でも.....。やはり話は聞いていたのですが,ものすごくいい演奏であることは確かです。出だしはちょっとおずおずとしたぎこちないもので,もどかしいくらいの感じですが,第2楽章の葬送行進曲は比類ないくらい重々しいし,第4楽章の盛り上がりも大変なものです。 時折咳払いも聞こえるのでスタジオ録音じゃない感じで,ライブならではの盛り上がりはすごいです。

これじゃ,確かにフルトヴェングラー,と言う話がでてもおかしくないくらい,すごい演奏であることは確かだと思います。

さっそく,HiMDでPCM録音し,パソコンで編集してCDにしてみました。自家製 "板起こし" ですね。以前は直接PCのサウンド入力につないで録音していましたが,やはりPCのサウンドチップはばらつきが大きく,今使っているPCのサウンドチップは音が悪いので,HiMDにしました。MDは圧縮しているから音が悪い,と言われましたが,最後の頃はPCM録音ができるようになりました。これだと16bit,44.1kHzサンプリングで録音レベルをマニュアルにしておけばCDと同じ音質で録音できますからね。PCにもWAVのまま取り込めますので便利です。

Hi MD.jpg HiMDで録音しました。 

おまけ 

ついでに,YMOの "ソリッド・ステイト・サヴァイヴァー" がレコード棚にあったので録音してCDにしました。今じゃちゃんとCDが出ているんですからこんなことしなくてもよいんですけど。

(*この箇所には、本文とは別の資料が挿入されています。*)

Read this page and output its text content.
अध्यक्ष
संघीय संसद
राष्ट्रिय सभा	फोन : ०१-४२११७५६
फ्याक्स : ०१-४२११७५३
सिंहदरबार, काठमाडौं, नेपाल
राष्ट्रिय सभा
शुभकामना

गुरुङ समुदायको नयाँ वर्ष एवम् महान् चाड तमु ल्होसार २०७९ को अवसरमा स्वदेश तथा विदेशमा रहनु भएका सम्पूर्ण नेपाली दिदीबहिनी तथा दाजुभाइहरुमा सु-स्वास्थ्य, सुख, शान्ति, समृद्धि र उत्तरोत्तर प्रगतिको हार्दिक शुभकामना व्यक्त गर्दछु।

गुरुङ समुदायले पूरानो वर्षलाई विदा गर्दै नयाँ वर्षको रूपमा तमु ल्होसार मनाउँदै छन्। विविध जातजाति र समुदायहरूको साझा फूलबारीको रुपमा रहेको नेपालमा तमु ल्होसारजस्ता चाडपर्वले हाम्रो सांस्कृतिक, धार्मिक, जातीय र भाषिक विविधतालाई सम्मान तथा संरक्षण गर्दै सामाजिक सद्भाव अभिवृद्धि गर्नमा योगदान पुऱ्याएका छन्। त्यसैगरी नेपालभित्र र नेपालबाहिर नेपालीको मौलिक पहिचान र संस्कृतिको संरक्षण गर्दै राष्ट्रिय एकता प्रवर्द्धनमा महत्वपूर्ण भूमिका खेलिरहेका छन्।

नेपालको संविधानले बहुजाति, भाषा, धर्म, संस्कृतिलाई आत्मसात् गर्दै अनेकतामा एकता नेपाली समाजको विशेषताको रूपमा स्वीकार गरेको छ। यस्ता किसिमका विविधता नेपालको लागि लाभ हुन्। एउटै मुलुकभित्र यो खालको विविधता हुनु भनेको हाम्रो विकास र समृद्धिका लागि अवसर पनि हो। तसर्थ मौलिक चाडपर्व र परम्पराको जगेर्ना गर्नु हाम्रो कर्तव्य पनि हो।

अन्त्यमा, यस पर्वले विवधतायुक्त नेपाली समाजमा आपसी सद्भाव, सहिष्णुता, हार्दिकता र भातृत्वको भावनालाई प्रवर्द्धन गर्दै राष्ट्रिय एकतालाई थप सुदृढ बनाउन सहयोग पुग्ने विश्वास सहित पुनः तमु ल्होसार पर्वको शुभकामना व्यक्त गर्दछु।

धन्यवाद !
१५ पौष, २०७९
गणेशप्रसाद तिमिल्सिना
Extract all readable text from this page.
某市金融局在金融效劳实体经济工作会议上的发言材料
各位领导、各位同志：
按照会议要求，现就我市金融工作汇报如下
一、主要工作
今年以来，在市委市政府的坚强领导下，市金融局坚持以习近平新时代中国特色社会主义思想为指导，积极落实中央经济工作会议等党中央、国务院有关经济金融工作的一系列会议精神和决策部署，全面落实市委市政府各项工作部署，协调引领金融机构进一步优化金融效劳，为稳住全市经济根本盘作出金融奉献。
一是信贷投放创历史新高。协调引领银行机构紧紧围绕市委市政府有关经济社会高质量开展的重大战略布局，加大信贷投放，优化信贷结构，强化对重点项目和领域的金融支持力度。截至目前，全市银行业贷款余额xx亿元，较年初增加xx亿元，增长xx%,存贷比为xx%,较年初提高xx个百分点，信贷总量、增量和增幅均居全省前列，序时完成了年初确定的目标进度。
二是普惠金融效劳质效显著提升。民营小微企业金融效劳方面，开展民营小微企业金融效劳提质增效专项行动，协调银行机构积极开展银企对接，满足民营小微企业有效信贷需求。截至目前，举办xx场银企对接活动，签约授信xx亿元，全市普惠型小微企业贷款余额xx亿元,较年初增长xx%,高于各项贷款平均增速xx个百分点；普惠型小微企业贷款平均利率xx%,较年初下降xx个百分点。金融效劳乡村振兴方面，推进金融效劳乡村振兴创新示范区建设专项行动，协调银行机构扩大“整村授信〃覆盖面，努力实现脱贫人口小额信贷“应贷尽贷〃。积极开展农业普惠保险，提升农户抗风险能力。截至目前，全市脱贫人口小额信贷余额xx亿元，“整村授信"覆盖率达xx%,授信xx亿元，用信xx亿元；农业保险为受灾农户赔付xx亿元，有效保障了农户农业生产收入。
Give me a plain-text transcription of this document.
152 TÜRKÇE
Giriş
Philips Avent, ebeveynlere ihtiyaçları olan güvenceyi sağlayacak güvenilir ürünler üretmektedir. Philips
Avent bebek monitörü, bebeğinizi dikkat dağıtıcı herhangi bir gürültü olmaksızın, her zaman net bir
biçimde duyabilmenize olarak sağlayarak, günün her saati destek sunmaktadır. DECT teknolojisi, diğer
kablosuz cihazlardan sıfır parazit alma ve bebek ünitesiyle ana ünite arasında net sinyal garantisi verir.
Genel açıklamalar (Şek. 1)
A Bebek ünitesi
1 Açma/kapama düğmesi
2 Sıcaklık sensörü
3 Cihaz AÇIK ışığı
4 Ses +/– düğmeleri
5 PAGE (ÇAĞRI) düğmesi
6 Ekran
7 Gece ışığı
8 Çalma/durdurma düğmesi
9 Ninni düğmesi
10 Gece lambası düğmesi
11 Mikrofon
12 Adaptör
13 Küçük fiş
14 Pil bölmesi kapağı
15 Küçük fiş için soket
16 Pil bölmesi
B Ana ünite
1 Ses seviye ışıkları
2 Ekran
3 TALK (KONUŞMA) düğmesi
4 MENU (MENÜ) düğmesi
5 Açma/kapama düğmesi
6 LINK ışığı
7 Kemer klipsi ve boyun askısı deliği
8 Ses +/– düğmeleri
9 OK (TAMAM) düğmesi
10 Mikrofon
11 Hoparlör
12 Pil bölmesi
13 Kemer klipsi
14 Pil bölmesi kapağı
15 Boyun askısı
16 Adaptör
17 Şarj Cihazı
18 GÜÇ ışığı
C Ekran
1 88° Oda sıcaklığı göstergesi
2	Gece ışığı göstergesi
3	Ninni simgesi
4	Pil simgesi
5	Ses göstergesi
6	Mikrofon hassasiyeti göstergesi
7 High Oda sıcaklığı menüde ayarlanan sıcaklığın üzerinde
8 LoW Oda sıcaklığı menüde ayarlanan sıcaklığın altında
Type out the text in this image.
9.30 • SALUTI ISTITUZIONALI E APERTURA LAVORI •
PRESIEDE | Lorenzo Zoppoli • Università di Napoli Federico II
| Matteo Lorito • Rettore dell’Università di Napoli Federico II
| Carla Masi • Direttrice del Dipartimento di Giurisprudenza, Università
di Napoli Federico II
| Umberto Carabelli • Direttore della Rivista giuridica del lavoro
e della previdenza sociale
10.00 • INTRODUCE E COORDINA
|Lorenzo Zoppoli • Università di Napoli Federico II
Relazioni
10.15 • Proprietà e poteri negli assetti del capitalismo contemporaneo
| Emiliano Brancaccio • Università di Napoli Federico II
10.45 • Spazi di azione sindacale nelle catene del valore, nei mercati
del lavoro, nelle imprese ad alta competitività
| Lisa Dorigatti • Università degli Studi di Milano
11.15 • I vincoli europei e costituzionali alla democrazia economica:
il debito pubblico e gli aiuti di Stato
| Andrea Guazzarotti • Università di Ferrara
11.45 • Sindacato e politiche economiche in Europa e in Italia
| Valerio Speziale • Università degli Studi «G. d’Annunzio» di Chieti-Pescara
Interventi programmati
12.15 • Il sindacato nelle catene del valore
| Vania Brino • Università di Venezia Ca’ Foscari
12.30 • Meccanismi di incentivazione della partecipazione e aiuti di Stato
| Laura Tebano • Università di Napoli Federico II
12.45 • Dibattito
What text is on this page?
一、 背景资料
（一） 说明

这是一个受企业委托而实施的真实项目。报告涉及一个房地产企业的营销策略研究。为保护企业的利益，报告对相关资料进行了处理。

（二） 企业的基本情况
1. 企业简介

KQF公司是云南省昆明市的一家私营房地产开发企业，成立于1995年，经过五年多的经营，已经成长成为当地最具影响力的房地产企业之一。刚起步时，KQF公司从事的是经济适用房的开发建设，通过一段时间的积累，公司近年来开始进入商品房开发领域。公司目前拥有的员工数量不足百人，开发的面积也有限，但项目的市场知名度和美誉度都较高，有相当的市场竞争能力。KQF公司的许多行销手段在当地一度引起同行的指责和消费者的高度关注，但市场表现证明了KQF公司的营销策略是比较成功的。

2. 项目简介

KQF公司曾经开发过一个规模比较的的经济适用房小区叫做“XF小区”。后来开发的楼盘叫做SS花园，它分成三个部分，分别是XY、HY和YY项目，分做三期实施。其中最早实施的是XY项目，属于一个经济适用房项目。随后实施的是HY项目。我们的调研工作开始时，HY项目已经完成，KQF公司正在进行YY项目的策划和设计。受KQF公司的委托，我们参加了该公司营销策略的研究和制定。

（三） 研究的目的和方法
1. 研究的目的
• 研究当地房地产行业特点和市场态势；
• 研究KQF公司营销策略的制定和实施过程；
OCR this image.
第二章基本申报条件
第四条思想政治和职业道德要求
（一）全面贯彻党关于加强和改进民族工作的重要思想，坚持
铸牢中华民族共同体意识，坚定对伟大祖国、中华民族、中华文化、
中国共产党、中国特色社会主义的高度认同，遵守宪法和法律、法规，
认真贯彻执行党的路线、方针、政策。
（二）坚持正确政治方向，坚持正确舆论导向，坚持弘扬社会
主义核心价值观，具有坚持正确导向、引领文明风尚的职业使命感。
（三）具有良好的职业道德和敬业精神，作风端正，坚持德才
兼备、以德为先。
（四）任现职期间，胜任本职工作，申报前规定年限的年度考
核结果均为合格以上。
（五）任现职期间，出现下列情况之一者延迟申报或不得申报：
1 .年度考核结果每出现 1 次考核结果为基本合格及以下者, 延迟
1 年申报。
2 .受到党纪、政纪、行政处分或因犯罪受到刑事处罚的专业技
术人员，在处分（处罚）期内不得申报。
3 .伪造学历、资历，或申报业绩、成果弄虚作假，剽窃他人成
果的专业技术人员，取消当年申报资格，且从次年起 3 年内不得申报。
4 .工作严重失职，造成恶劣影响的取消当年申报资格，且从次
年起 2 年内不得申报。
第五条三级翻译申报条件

solid state survivor.jpg alpha record ALR-6022

中学~高校の頃,このLPをよく聴いていました。懐かし~。1979年のリリースです。出たときは衝撃を受けました。その後,ヴァンゲリスとかELOとか,KRAFTWERKとかはまりましたけど,YMOのこのアルバムは本当に衝撃的だったと思います。

CDじゃなくて,LPの方が音がやらかくて,昔聴いていた感じそのものです。 懐かしくて何度も聴いています。

Garrard 301.jpg Garrard301で再生しました

当時のプレーヤはソニーのPS-X55でした。お金がないのでプリもパワーも自作の真空管式でした。中学生で真空管のプリアンプを自分で作って聴いていたのだからすごいな~......(^^;)。

SPもテクニクスのフルレンジを自作箱に入れたものです。このシステムでこのLPをよく聞いていました。あの頃に比べればずいぶんとシステムは向上しましたね~。 もっとも,プリはメーカ製のプリを使っていて,これじゃ退化だな......。昔の方が技術があったのかも。